As clinicians, we are thinking not only about the patient in front of us, but the whole family because unlike other diagnostic tests, the results of genetic testing may be relevant for relatives as well as the person having testing. It’s important during both pre- and post-test counselling to keep the potential impact for relatives in mind.
Genetic testing often takes weeks or months so one of the key roles of a genetic counsellor is in case management and providing a contact person for the family during this waiting period. Patient feedback tells us that patients really value having a go-to person to check in with on the progress of the results and a clear point-of-contact for any other questions that arise.
During this time, we also support patients and their families to consider how and when they want to be provided with the genetic test result. For example: for children, who will be there – one or both parents? And is there someone else who can look after siblings? For adults it may be that they would prefer to have a partner, friend or sibling present to support them.
Results of genomic testing can be broadly separated into three (3) potential outcomes, each of which is associated with different counselling issues:
-
Here it is important to discuss the possible reasons for this result and the limitations of testing, and to clearly communicate that the absence of a genetic finding does not necessarily mean the condition is not genetic, although that might be case for some individuals.
When no causative variants are identified, this may be because the causative genetic change cannot be detected using the test that was ordered and further genetic investigations might be considered. It may also be because the relevant gene was not analysed as the gene-disease association is not currently known. Further analysis in the future may be useful as knowledge of genetic conditions increases.
Deciding when a result like this suggests that a condition is unlikely to be genetic, as opposed to a condition with a genetic cause that hasn’t been identified, can be difficult and usually requires a discussion with the multidisciplinary team prior to a results disclosure appointment with the patient, as it can help inform counselling and also next steps for the family.
-
This is a result where a variant was identified in a clinically relevant gene, but we’re not sure whether the variant is disease-causing or not. A VUS, or Variant of Uncertain Significance, should not be used to inform clinical management, however the evidence and reasons for the VUS classification listed in the test report may suggest follow-up actions.
Testing of parents or other family members may be recommended to help resolve the VUS. This type of testing, where the focus is on gathering additional information about the inheritance of a variant or its co-occurrence with disease in other family members, is known as segregation testing. However, sometimes it is not possible to resolve a variant of uncertain significance based on current knowledge.
Future reanalysis is possible and that might provide more information down the track.
-
The test has provided an explanation for the individual’s health problems which may assist their treating doctors with decisions about treatment and possibly necessary surveillance. It can also assist in identifying suitable living-related donors for kidney transplantation.
This result is also the result most likely to have implications for other family members. It may be that there are relatives who also have the condition; some may have symptoms, but others may not know they are affected. Or there may be relatives that are healthy carriers for the condition.

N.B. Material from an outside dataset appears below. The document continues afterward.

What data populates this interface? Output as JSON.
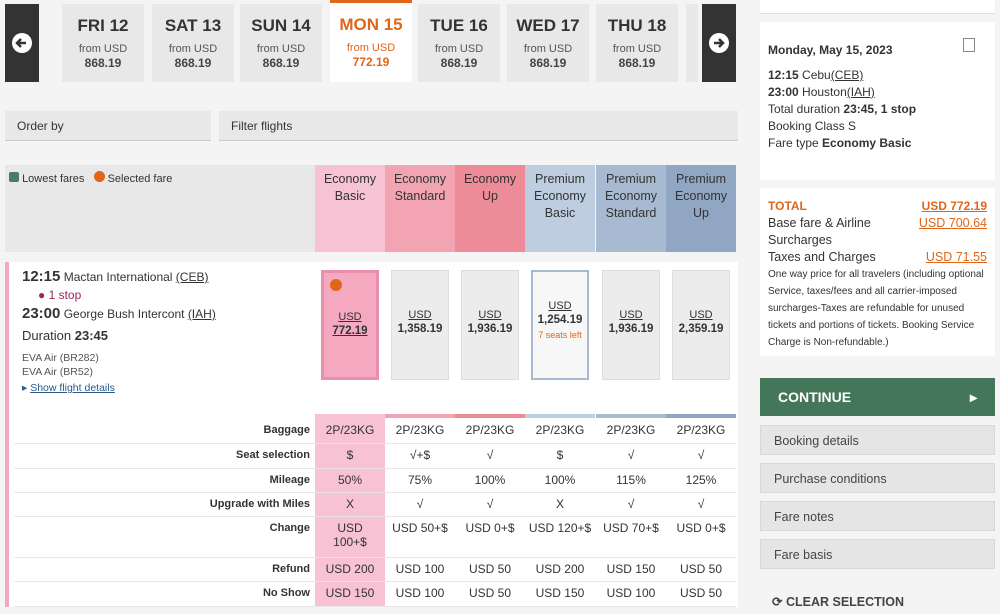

Depending on the condition, cascade testing may be recommended to identify other affected family members. However, it is important to consider disease penetrance and expressivity as for some types of genetic kidney disease, the presence of a disease-causing variant does not necessarily predict what if any symptoms or health issues may arise for that individual.
Similarly, carrier testing may be available to identify those in the family who might have an increased chance of having a child with the condition. When this is the case, referral to the local genetics clinic for reproductive counselling may be considered.
Another key component of the genetic counsellor’s role is in supporting families to adjust and adapt to a genetic diagnosis. Because of the focus on the family unit, genetic counsellors are also often involved in facilitating family communicate on about the diagnosis – either directly or indirectly – and can ensure families are aware of relevant support organizations. This may be particularly important when the diagnosis is of a rare disease.
It is always the patient’s or parents' decision whether to proceed with genetic testing and our role during pre-test counselling is to ensure they have enough information and feel empowered to make the best decisions for themselves and their family. Surveys of individuals that attended a renal genetics clinic and proceeded with genetic testing, showed that they valued the information received during dedicated pre-and post-test counselling and the majority did not regret their decision to have genomic testing.
It is not that every patient in the nephrology clinic who might benefit from genetic testing should be referred to a genetics service or a multidisciplinary renal genetics clinic, but providers considering ordering a genetic test for their patient should have an awareness of the potential issues involved, and recognise which patients would benefit from a referral to such a service, and at which point in the process.